La Giostra by Giorgia Viola

La Giostra by Giorgia Viola

autore:Giorgia Viola
La lingua: ita
Format: epub
editore: ilmiolibro.it
pubblicato: 2016-01-08T00:00:00+00:00


6. Cecità da desiderio

Quando uscii dalla rianimazione, i parenti mi accolsero come se fossi sbarcata dalla luna. Erano preoccupati, ansiosi di saperne di più e speranzosi di ricevere buone notizie. Descrissi loro, con accuratezza, ciò che avevo visto ma non esternai l’intero colloquio con la caporeparto. Ero troppo confusa e sconfortata. Papà mi prese con grinta sotto la sua spalla ed uscimmo dall’ospedale. Volle che a guidare la macchina fossi io. Lui aveva bisogno di tirar fuori, di ordinare le informazioni della giornata, compresi gli aneddoti altrui. Iniziò dal chiedermi, ex novo, delle condizioni di mamma, per poi passare al racconto di tutti i casi in rianimazione. Io piangevo lacrime mute, copiose e disperate e lui si arrabbiava.

«Hai visto quel ragazzo? Sono quattro mesi che è in coma, eppure muove gli occhi!», affermò con vigore, quasi fosse arrabbiato per il mio dolore.

L’ultima volta che aveva pronunciato una frase simile, era stato un anno prima, quando decisi di far addormentare il nostro cane il quale, dopo aver subito quattro operazioni ed essere stato aperto dalla gola alle ovaie, non faceva più alcun movimento, se non quello oculare. Al suo “Ma mi segue con gli occhi…”, risposi: «Vai a scavare una fossa, che io chiamo il veterinario.»

La vita e la morte hanno ormoni, posture, comportamenti e volti, palesemente diversi tra loro e mio padre non riusciva ad ammetterlo. Di fatto, quel ragazzo, morì nel giro di qualche settimana.

«Papà… per favore… non è il caso di mamma! Non fare l’errore di pensare che il destino di tutte quelle persone sia uguale. Prova a separare quello che ti viene raccontato da come stanno veramente le cose!»

«Gianna, io non ti capisco! Perché stai così male? È solo una questione di tempo. Vedrai che anche mamma si sveglierà!»

«Papà… ti prego… io ho bisogno di realtà. Non ti preoccupare di me. Anche io ho bisogno di sfogarmi a modo mio. Devi solo promettermi che, da questo momento in poi, vorrai veramente renderti conto della situazione.»
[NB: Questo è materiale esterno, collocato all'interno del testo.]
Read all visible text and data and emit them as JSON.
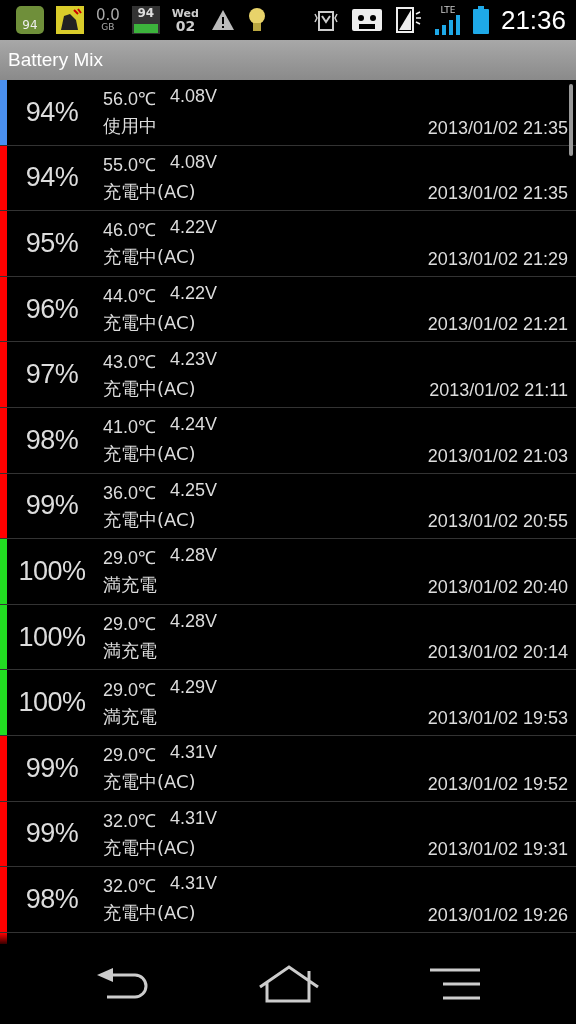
{
  "status_bar": {
    "android_badge": "94",
    "storage_value": "0.0",
    "storage_unit": "GB",
    "battery_widget": "94",
    "weekday": "Wed",
    "day": "02",
    "network": "LTE",
    "time": "21:36"
  },
  "title_bar": {
    "title": "Battery Mix"
  },
  "entries": [
    {
      "percent": "94%",
      "temperature": "56.0℃",
      "voltage": "4.08V",
      "status": "使用中",
      "datetime": "2013/01/02 21:35",
      "color": "#4a90f0"
    },
    {
      "percent": "94%",
      "temperature": "55.0℃",
      "voltage": "4.08V",
      "status": "充電中(AC)",
      "datetime": "2013/01/02 21:35",
      "color": "#ff0000"
    },
    {
      "percent": "95%",
      "temperature": "46.0℃",
      "voltage": "4.22V",
      "status": "充電中(AC)",
      "datetime": "2013/01/02 21:29",
      "color": "#ff0000"
    },
    {
      "percent": "96%",
      "temperature": "44.0℃",
      "voltage": "4.22V",
      "status": "充電中(AC)",
      "datetime": "2013/01/02 21:21",
      "color": "#ff0000"
    },
    {
      "percent": "97%",
      "temperature": "43.0℃",
      "voltage": "4.23V",
      "status": "充電中(AC)",
      "datetime": "2013/01/02 21:11",
      "color": "#ff0000"
    },
    {
      "percent": "98%",
      "temperature": "41.0℃",
      "voltage": "4.24V",
      "status": "充電中(AC)",
      "datetime": "2013/01/02 21:03",
      "color": "#ff0000"
    },
    {
      "percent": "99%",
      "temperature": "36.0℃",
      "voltage": "4.25V",
      "status": "充電中(AC)",
      "datetime": "2013/01/02 20:55",
      "color": "#ff0000"
    },
    {
      "percent": "100%",
      "temperature": "29.0℃",
      "voltage": "4.28V",
      "status": "満充電",
      "datetime": "2013/01/02 20:40",
      "color": "#22dd22"
    },
    {
      "percent": "100%",
      "temperature": "29.0℃",
      "voltage": "4.28V",
      "status": "満充電",
      "datetime": "2013/01/02 20:14",
      "color": "#22dd22"
    },
    {
      "percent": "100%",
      "temperature": "29.0℃",
      "voltage": "4.29V",
      "status": "満充電",
      "datetime": "2013/01/02 19:53",
      "color": "#22dd22"
    },
    {
      "percent": "99%",
      "temperature": "29.0℃",
      "voltage": "4.31V",
      "status": "充電中(AC)",
      "datetime": "2013/01/02 19:52",
      "color": "#ff0000"
    },
    {
      "percent": "99%",
      "temperature": "32.0℃",
      "voltage": "4.31V",
      "status": "充電中(AC)",
      "datetime": "2013/01/02 19:31",
      "color": "#ff0000"
    },
    {
      "percent": "98%",
      "temperature": "32.0℃",
      "voltage": "4.31V",
      "status": "充電中(AC)",
      "datetime": "2013/01/02 19:26",
      "color": "#ff0000"
    }
  ]
}
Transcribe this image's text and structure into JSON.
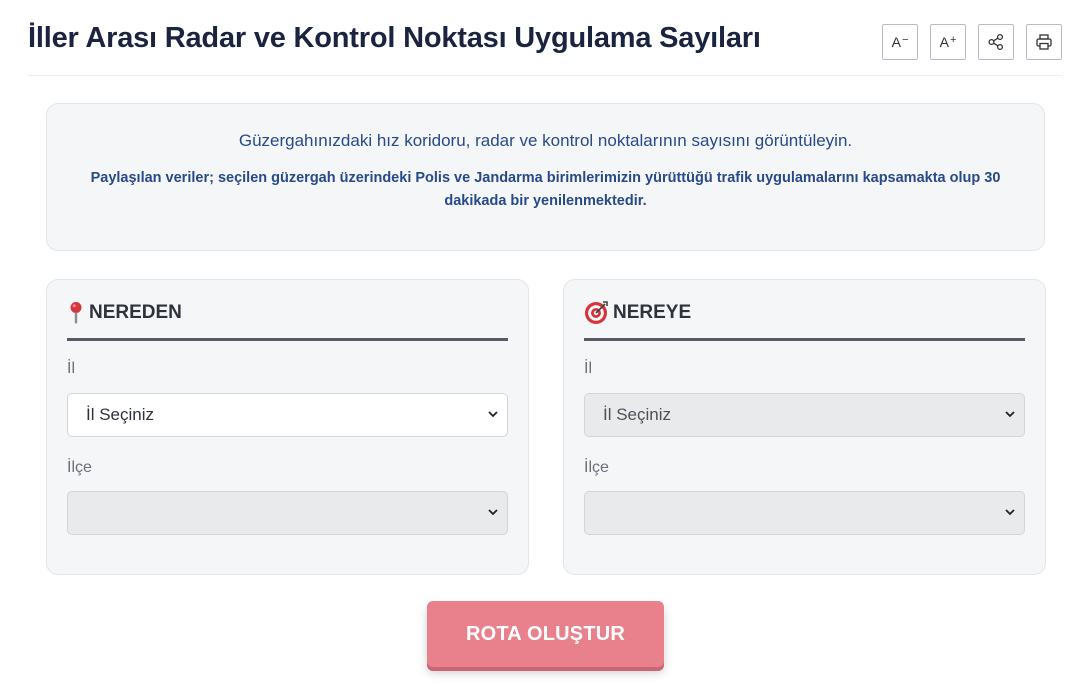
{
  "header": {
    "title": "İller Arası Radar ve Kontrol Noktası Uygulama Sayıları",
    "tools": {
      "font_decrease": "A",
      "font_decrease_mark": "−",
      "font_increase": "A",
      "font_increase_mark": "+",
      "share_icon": "share-icon",
      "print_icon": "printer-icon"
    }
  },
  "info": {
    "main": "Güzergahınızdaki hız koridoru, radar ve kontrol noktalarının sayısını görüntüleyin.",
    "sub": "Paylaşılan veriler; seçilen güzergah üzerindeki Polis ve Jandarma birimlerimizin yürüttüğü trafik uygulamalarını kapsamakta olup 30 dakikada bir yenilenmektedir."
  },
  "from": {
    "title": "NEREDEN",
    "icon": "pin-icon",
    "il_label": "İl",
    "il_value": "İl Seçiniz",
    "ilce_label": "İlçe",
    "ilce_value": ""
  },
  "to": {
    "title": "NEREYE",
    "icon": "target-icon",
    "il_label": "İl",
    "il_value": "İl Seçiniz",
    "ilce_label": "İlçe",
    "ilce_value": ""
  },
  "submit_label": "ROTA OLUŞTUR",
  "colors": {
    "title": "#1b2340",
    "info_text": "#274a8a",
    "button": "#e8818b",
    "panel_bg": "#f5f6f8"
  }
}
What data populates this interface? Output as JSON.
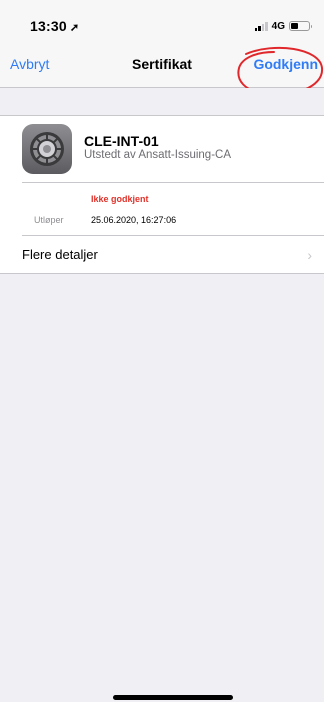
{
  "status_bar": {
    "time": "13:30",
    "location_icon": "location-arrow-icon",
    "network": "4G",
    "signal_icon": "cellular-signal-icon",
    "battery_icon": "battery-icon"
  },
  "nav": {
    "cancel_label": "Avbryt",
    "title": "Sertifikat",
    "approve_label": "Godkjenn",
    "annotation_color": "#e0282c"
  },
  "certificate": {
    "icon": "settings-gear-icon",
    "name": "CLE-INT-01",
    "issuer": "Utstedt av Ansatt-Issuing-CA",
    "status": "Ikke godkjent",
    "expiry_label": "Utløper",
    "expiry_value": "25.06.2020, 16:27:06"
  },
  "more_details": {
    "label": "Flere detaljer",
    "chevron": "›"
  },
  "colors": {
    "accent": "#2f7cf6",
    "status_red": "#e0322a",
    "background": "#efeff4"
  }
}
Nel frattempo, arrivò la telefonata di Lino, il quale ci invitava a mangiare un piatto di pasta, a casa sua. Si era fatto tardi e, stanchi come eravamo, accettammo volentieri. Sedetti a tavola, davanti ad un piatto fumante di rigatoni al sugo. Li sollevavo uno alla volta con pesantezza e li mandavo giù a fatica, come se non riuscissero ad attraversare un ingorgo. Lino, seduto a capotavola al mio fianco, aprì la conversazione, esponendo le rassicurazioni che il primario gli aveva fornito: riuscita dell’operazione, dati percentuali di sopravvivenza, visione provvidenziale e fideistica della situazione.

«Puttanate!», ruggii lasciando la forchetta.

«Sei sempre la solita pessimista!», ribatté Lino risentito.

«Volete davvero sapere come stanno le cose? L’operazione non è affatto andata bene così come il grande professore sostiene! L’interruzione di sangue c’è stata e già parlano di una possibile ischemia e di una prossima operazione!»

Avevo scagliato un pesante macigno sulla tavola ed avevo fatto una strage. Dopo attimi di silenzio generale, Lino batté un pugno alla destra del suo piatto: «Non ci posso credere… ci ha salutato come se stesse bene…», disse con gran rimpianto.